A CaMKK1 was silenced in rat proximal tubular cells (PTCs). RT-qPCR shows that mRNA expression of CaMKK1 is reduced by about 40% after siRNA treatment. N = 3. B Western blot of transfected cells showing downregulation of CaMKK1 by 35%. N = 3. C TUNEL assay of PTCs challenged with high glucose (HG) with or without ouabain and CaMKK1-targeting siRNA. Ouabain abolishes HG-induced apoptosis in control cells but not in those transfected with CaMKK1-targeting siRNA. N = 3. *p < 0.05 and **p < 0.01 vs. controls.
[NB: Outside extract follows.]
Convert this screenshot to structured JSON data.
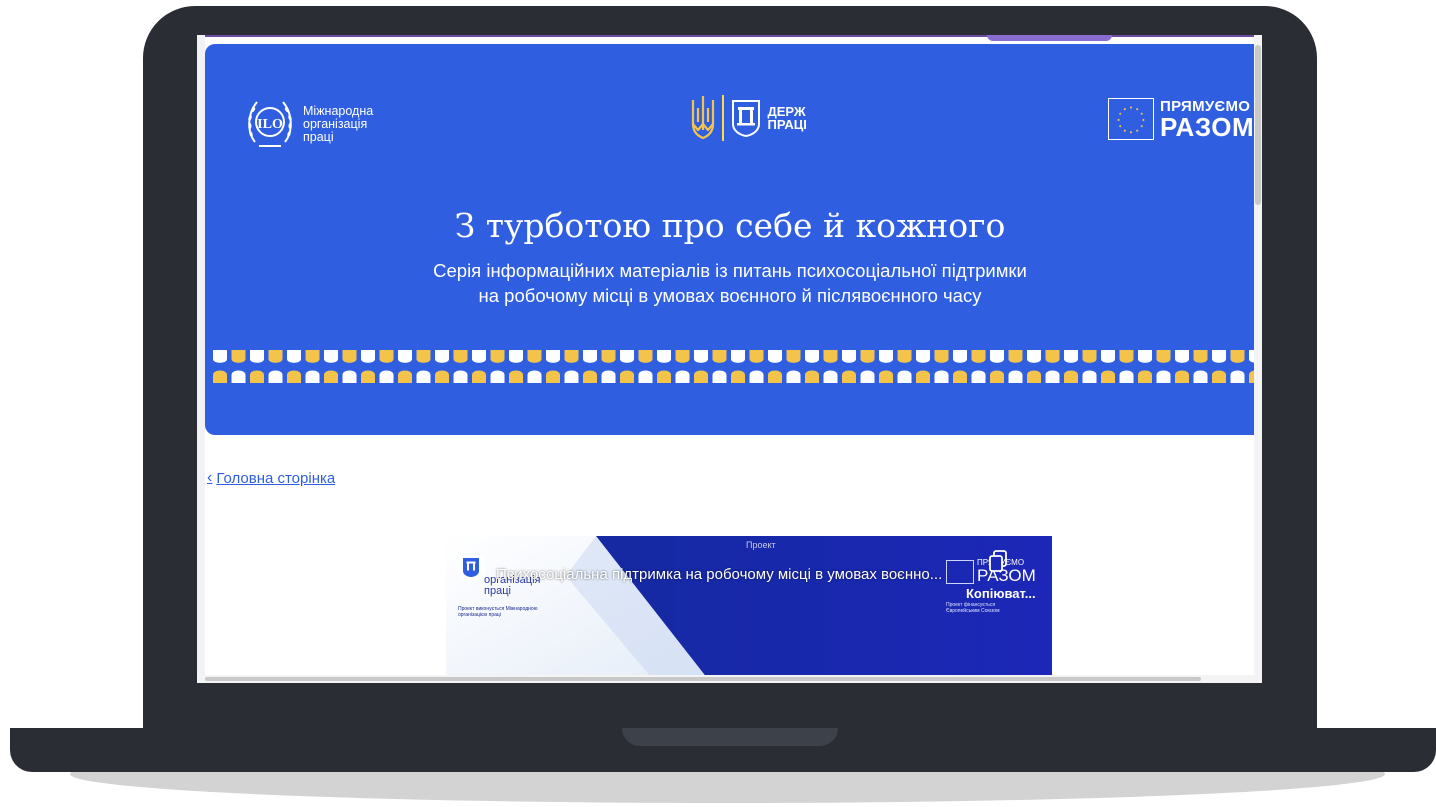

D Schematic presentation of the proposed signaling cascade by which ouabain protects against apoptosis. Binding of ouabain to Na⁺,K⁺-ATPase results in concerted activation of the inositol 1,4,5-trisphosphate receptor (IP3R) and store-operated calcium channels regulated by STIM [34]. Calcium oscillations are subsequently generated by the endoplasmic reticulum. This activates CaM/Ca²⁺, which in turn binds to and activates CaMKK1 and/or CaMK2G. CaMKK1 and CaMK2G activate Akt via phosphorylation (T308 [23] and S473 [32], respectively). Akt phosphorylates Bad at S136, resulting in sequestration of Bad by 14-3-3 protein and inactivation of its pro-apoptotic properties.